Dorothea Lange and the problems of rural areas – #100GameChangers

Dorothea Lange is an American photographer born in New Jersey in 1895. She learned large-format portrait techniques at the Clarence White School in New York in 1917. She devoted herself specifically to social photography. In particular, she did a documentation project. It is about problems of depression in rural areas. His childhood was not at all easy. At the age of seven, she contracted polio, which left her with a permanent impairment of her right leg. At the age of 12, her father abandoned her and her family.

She married the painter Maynard Dixon in 1920. Yet, this marriage was unsuccessful, and they separated after nine years. She won the Guggenheim Prize in 1941 and later worked on Japanese prisoners held by the Americans. In 1947, she collaborated on the creation of the Magnum agency. She also worked as a Life photographer. She hung out with some founding photographers of the F/64 Group, but never formally joined the group. Not only that, but she is certainly a photographer who adhered to the philosophy of straight photography. This term identifies the photographic genre emerged in the first half of the 20th century. It was born in opposition to the current of pictorialism. It rejects any kind of manipulation of the image that is unrelated to linguistic specificity. Due to her poor health in the last years of her life, her work came to an abrupt halt. She died at the age of 70 from cancer of the oesophagus.
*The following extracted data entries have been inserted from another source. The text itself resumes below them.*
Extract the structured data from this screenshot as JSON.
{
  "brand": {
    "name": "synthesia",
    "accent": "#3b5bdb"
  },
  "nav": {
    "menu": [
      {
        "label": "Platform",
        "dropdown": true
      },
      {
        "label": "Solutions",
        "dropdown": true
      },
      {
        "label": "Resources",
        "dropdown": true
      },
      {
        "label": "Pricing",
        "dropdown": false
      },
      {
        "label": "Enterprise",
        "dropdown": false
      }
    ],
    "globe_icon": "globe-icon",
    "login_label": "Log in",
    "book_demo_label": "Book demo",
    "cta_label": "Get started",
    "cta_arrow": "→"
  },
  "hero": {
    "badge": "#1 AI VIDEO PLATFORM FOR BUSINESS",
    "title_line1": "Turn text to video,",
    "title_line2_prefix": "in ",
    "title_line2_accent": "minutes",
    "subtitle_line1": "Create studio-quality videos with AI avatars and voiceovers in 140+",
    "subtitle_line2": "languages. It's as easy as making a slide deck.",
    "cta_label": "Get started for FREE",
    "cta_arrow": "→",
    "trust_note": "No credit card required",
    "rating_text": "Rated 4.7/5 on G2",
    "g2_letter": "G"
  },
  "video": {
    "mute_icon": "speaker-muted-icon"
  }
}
Camera is a tool which teaches people how to see without the device.

Dorothea Lange

The Great Depression hit in 1929, the economy continued to suffer in the early 1940s. Panic, bankruptcy, foreclosure, and redundancy swept the country. As unemployment spiralled out of control, things got worse, while droughts and dust storms ruined agriculture. Without water or food, America entered a state of emergency. Farm Security Administration (FSA) employed Lange to document the impact of economic hardship. Using her photographic skills to document the victims of hardship, Lange’s work would capture some of the era’s most important moments in time.
But, it’s not a painful image. Amidst all the suffering, pride and dignity stand out, a sense that somehow the woman and her family will make it, and have a better life. This photo has become a true icon of the 1900s, a symbol of the suffering and struggle for survival faced by ordinary people during the Great Depression.
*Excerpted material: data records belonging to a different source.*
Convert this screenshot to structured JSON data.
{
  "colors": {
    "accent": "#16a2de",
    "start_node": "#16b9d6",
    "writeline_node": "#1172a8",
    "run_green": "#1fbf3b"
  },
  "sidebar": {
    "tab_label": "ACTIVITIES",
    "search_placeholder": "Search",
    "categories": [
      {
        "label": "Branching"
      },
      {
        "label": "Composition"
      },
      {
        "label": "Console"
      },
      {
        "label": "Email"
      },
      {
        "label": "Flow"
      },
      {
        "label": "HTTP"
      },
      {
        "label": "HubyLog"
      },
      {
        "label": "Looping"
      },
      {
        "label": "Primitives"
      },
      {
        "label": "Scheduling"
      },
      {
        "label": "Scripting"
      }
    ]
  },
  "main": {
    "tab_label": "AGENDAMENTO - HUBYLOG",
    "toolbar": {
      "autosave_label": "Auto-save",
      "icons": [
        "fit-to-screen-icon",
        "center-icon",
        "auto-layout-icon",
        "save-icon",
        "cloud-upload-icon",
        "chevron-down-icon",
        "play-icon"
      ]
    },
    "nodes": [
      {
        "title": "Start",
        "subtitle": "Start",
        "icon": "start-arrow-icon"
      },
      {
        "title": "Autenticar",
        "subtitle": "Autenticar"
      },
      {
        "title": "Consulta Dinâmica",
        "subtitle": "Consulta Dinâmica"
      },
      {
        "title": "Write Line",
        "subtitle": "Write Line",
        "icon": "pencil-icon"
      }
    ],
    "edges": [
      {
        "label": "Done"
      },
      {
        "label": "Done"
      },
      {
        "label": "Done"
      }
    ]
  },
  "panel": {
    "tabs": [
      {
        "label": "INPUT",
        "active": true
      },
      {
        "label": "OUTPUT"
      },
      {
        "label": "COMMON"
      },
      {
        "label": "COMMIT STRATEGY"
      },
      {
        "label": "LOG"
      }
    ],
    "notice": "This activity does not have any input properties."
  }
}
Lange’s career was launched by the country’s emotional response to a Migrant Mother, she continued to practice portrait photography linked to socio-political themes. Dorothea Lange. In 1941, she was awarded a Guggenheim Scholarship, which she declined after being offered a position with the War Relocation Authority (WRA). Photographed Japanese-American civilians during World War II, encapsulating the suffering sustained by recognizable humanity.
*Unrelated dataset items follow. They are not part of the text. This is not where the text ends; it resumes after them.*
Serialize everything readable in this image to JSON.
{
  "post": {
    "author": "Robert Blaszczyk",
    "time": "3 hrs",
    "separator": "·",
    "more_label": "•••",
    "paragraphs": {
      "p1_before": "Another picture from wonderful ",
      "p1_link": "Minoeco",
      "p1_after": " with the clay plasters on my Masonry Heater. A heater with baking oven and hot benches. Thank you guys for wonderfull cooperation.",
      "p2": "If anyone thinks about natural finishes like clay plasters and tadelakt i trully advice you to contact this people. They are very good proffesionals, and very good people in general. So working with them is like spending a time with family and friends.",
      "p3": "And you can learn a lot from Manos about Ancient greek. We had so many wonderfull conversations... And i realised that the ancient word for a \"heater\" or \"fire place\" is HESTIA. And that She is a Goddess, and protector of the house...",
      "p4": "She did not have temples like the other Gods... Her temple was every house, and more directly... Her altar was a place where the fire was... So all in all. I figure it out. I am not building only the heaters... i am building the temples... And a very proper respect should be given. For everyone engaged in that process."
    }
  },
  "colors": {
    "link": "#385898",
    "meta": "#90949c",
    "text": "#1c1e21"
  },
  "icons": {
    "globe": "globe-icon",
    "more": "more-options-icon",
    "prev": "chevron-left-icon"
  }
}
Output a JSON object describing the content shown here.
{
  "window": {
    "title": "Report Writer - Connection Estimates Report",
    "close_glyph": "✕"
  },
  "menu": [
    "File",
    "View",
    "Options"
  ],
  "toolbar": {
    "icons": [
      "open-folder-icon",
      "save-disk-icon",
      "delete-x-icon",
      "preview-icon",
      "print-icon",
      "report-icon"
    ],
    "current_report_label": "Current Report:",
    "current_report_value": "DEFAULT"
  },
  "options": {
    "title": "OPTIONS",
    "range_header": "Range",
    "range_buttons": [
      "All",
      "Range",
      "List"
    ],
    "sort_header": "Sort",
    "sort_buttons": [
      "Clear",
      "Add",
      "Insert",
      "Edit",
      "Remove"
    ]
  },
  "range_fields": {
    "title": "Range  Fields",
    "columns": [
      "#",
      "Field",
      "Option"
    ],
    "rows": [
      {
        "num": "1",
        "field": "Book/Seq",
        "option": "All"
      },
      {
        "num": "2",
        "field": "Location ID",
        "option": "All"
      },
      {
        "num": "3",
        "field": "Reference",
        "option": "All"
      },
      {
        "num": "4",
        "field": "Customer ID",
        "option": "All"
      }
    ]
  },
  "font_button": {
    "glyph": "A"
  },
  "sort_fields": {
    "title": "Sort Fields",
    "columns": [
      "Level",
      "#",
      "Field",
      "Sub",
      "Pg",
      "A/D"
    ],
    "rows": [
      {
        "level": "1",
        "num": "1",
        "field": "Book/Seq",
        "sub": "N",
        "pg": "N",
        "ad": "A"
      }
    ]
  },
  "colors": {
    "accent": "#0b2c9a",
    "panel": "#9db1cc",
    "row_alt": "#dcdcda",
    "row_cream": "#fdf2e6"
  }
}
Lange began working in the photography department of the California School of Fine Arts. And then she co-founded the Aperture magazine. Dorothea Lange not only embodies an entire era of American history, but a photographic discourse. In essence, she was a cultural commentator who used the camera to record but never to interfere with the political events of the day. Lange’s photographs remain iconic.

In an essay written with his son, Lange criticized contemporary photography as being in a fugue state. It had become more about illusion than reality. Against this tendency, she urged photographers to reconnect with the world.

Bad as it is, the world is potentially full of good photographs. But to be good, photographs have to be full of the world.